I can help with light baby-related tasks, such as bottles, pump parts, baby laundry, and restocking changing areas.
The main priority overnight is supporting rest, recovery, and baby care. The goal is to keep the environment calm and manageable, not to turn the night into a full household reset.
Do you support families with different feeding, sleep, medical or parenting choices?
Yes. My role is to support your family, not judge your choices.

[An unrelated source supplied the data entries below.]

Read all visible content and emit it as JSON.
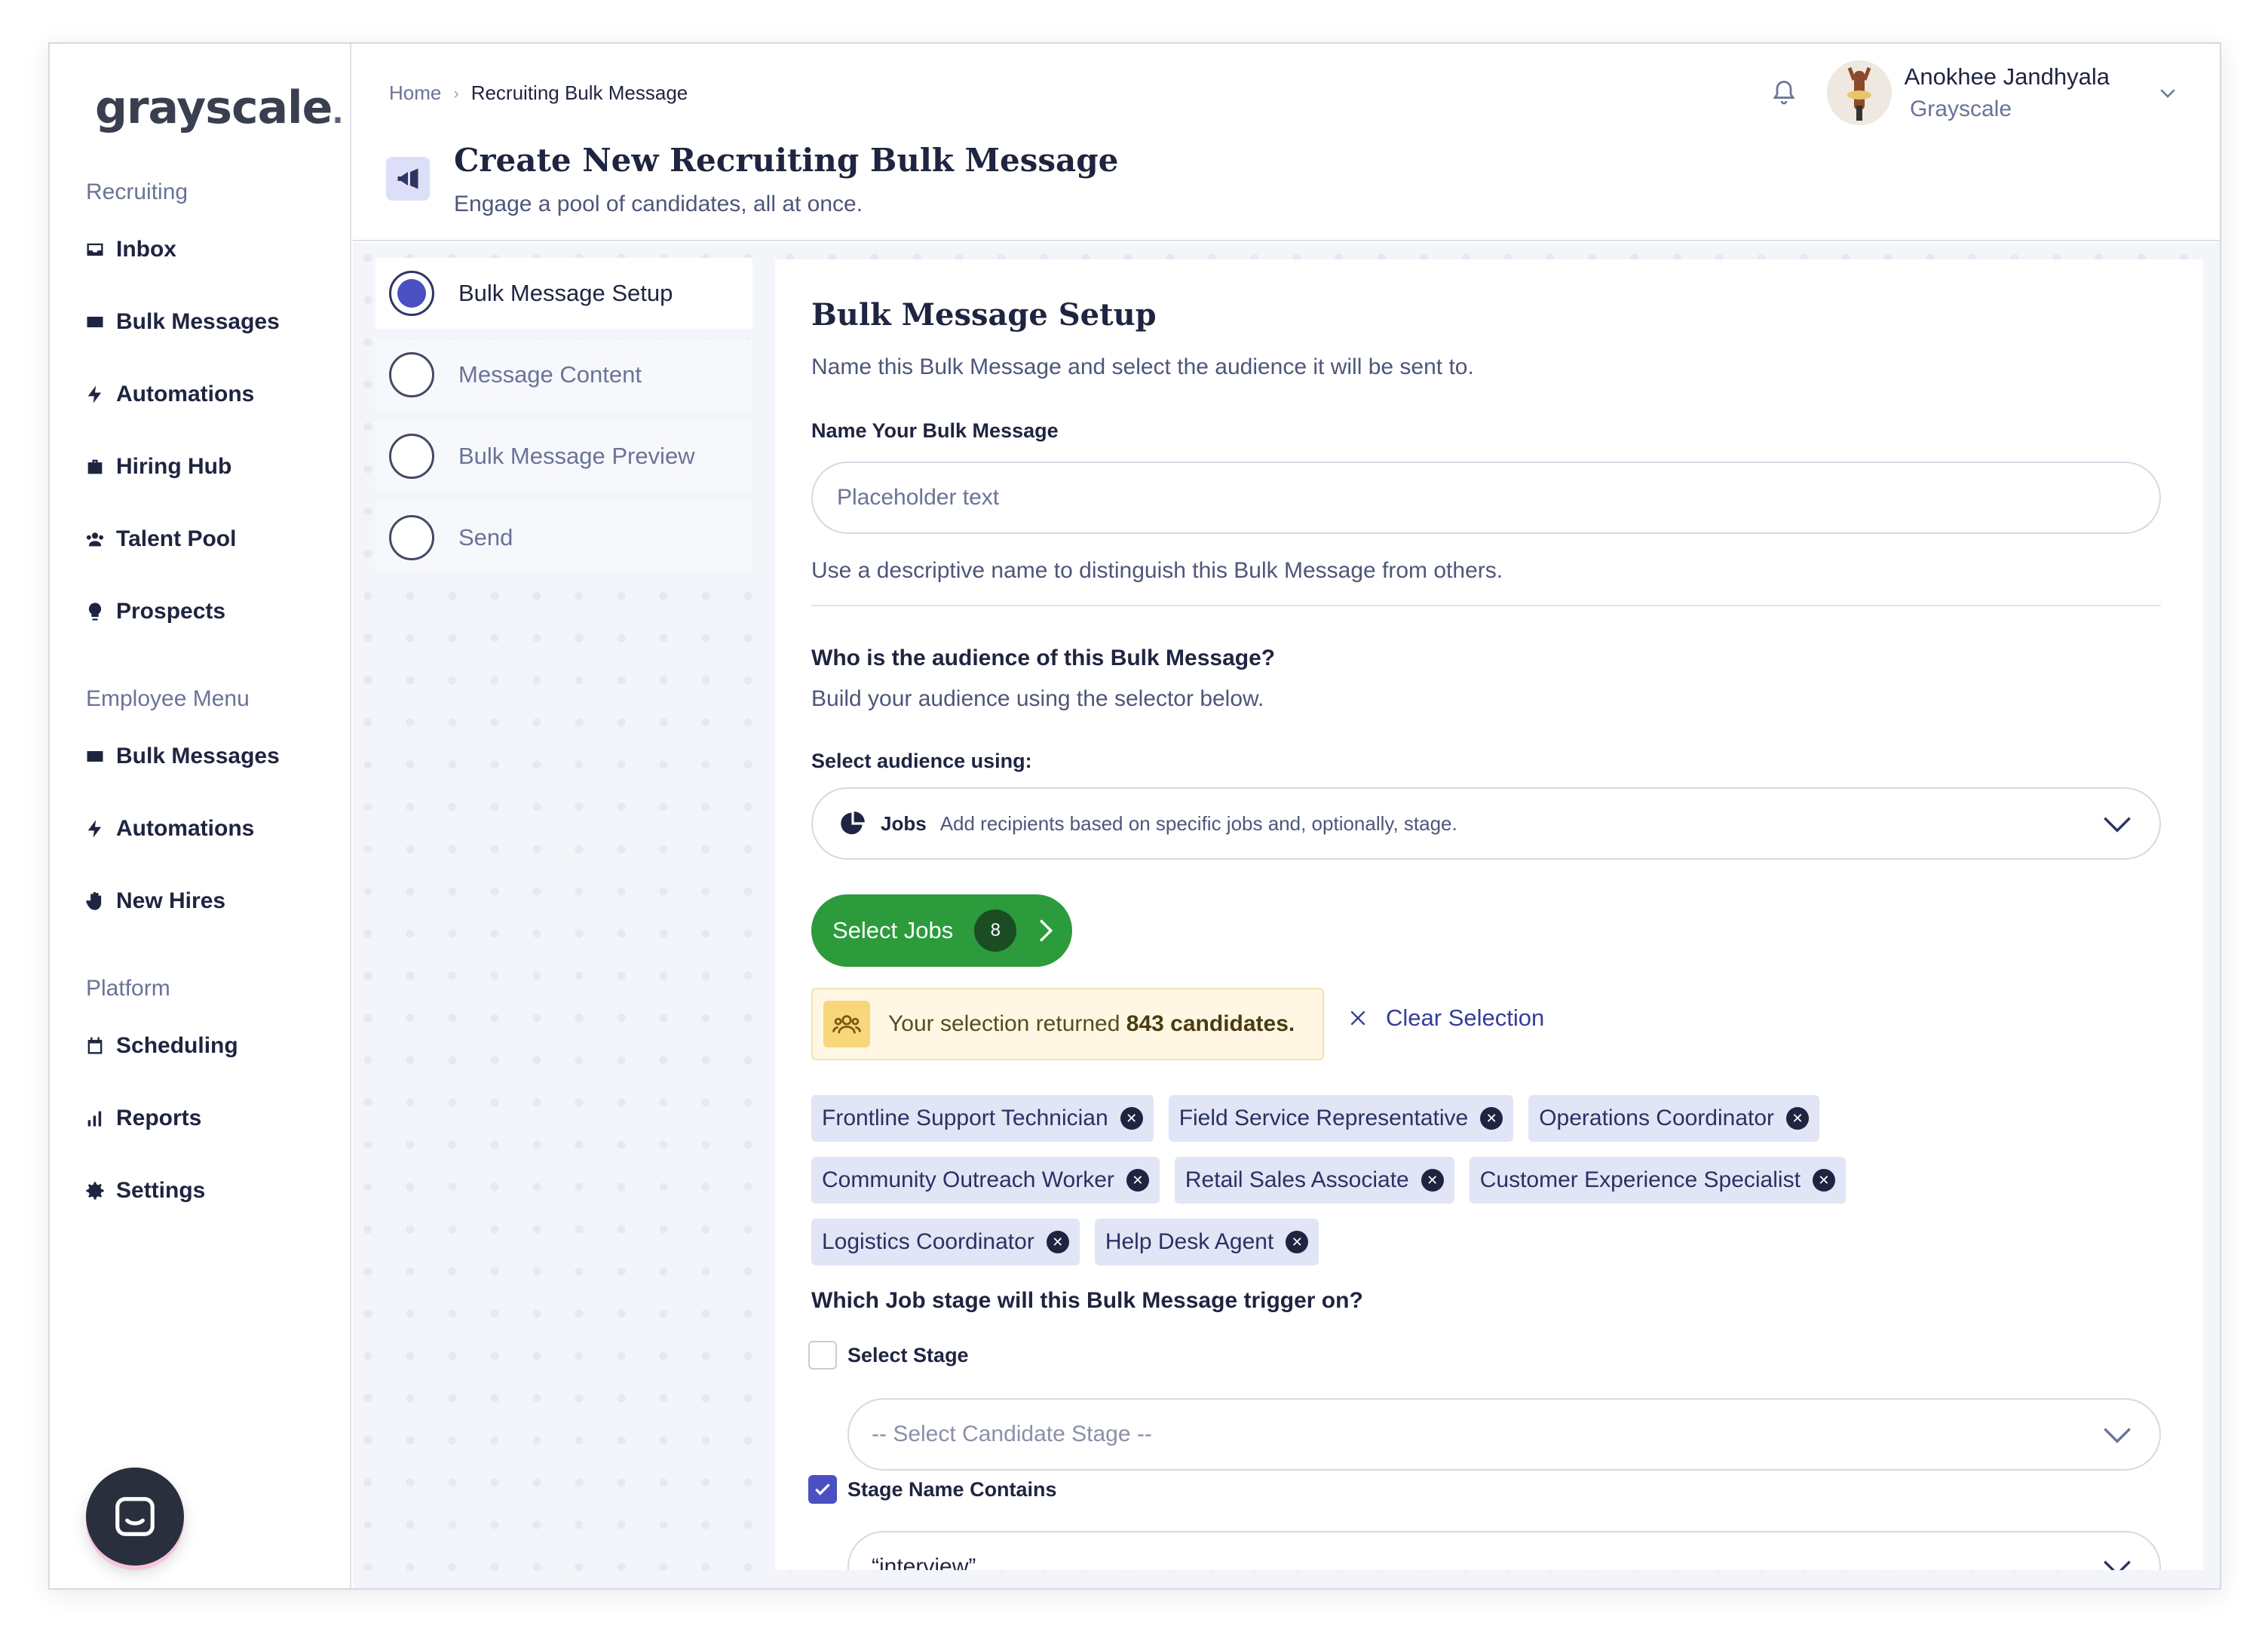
{
  "sidebar": {
    "logo": "grayscale",
    "sections": [
      {
        "title": "Recruiting",
        "items": [
          "Inbox",
          "Bulk Messages",
          "Automations",
          "Hiring Hub",
          "Talent Pool",
          "Prospects"
        ]
      },
      {
        "title": "Employee Menu",
        "items": [
          "Bulk Messages",
          "Automations",
          "New Hires"
        ]
      },
      {
        "title": "Platform",
        "items": [
          "Scheduling",
          "Reports",
          "Settings"
        ]
      }
    ]
  },
  "header": {
    "breadcrumb_home": "Home",
    "breadcrumb_current": "Recruiting Bulk Message",
    "title": "Create New Recruiting Bulk Message",
    "subtitle": "Engage a pool of candidates, all at once.",
    "user_name": "Anokhee Jandhyala",
    "user_org": "Grayscale"
  },
  "steps": [
    "Bulk Message Setup",
    "Message Content",
    "Bulk Message Preview",
    "Send"
  ],
  "panel": {
    "title": "Bulk Message Setup",
    "subtitle": "Name this Bulk Message and select the audience it will be sent to.",
    "name_label": "Name Your Bulk Message",
    "name_placeholder": "Placeholder text",
    "name_hint": "Use a descriptive name to distinguish this Bulk Message from others.",
    "audience_question": "Who is the audience of this Bulk Message?",
    "audience_sub": "Build your audience  using the selector below.",
    "select_label": "Select audience using:",
    "select_option": "Jobs",
    "select_desc": "Add recipients based on specific jobs and, optionally, stage.",
    "select_jobs_label": "Select Jobs",
    "select_jobs_count": "8",
    "result_prefix": "Your selection returned",
    "result_count": "843 candidates.",
    "clear_selection": "Clear Selection",
    "chips_rows": [
      [
        "Frontline Support Technician",
        "Field Service Representative",
        "Operations Coordinator"
      ],
      [
        "Community Outreach Worker",
        "Retail Sales Associate",
        "Customer Experience Specialist"
      ],
      [
        "Logistics Coordinator",
        "Help Desk Agent"
      ]
    ],
    "trigger_question": "Which Job stage will this Bulk Message trigger on?",
    "select_stage_label": "Select Stage",
    "stage_placeholder": "-- Select Candidate Stage --",
    "stage_contains_label": "Stage Name Contains",
    "stage_contains_value": "“interview”"
  },
  "colors": {
    "accent": "#4a4fc1",
    "green": "#2c9b3c",
    "chip_bg": "#e1e5f5",
    "notice_bg": "#fff7e3"
  }
}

I work with families who chestfeed, pump, formula feed, combo feed, use bottles, use pacifiers, circumcise, don’t circumcise, and make decisions based on their baby, health, culture, capacity, and real life.
I can offer information and guidance when asked, and I will help you think through whether your choices and goals are working together. I’m not here to make choices for you or make you feel bad about them.
Do you provide lactation consulting or mental health care?
No. I can support feeding routines, positioning, pumping and bottle logistics, emotional reassurance, rest, recovery, and practical planning. I can also help you notice when an IBCLC, doctor, midwife, therapist, psychiatrist, or other specialist would be the better next step.
What packages or overnight support options do you offer?
Overnight support starts with a minimum 8-hour shift.
Ongoing support is usually booked for at least 3 nights per week. One-off trial shifts or special occasion support may be available depending on location and schedule.
Shifts can be up to 12 hours, and 24-hour support may be available on a case-by-case basis.
For short stretches, support can sometimes be arranged up to 7 days per week depending on availability and your willingness to have additional doulas on the contract.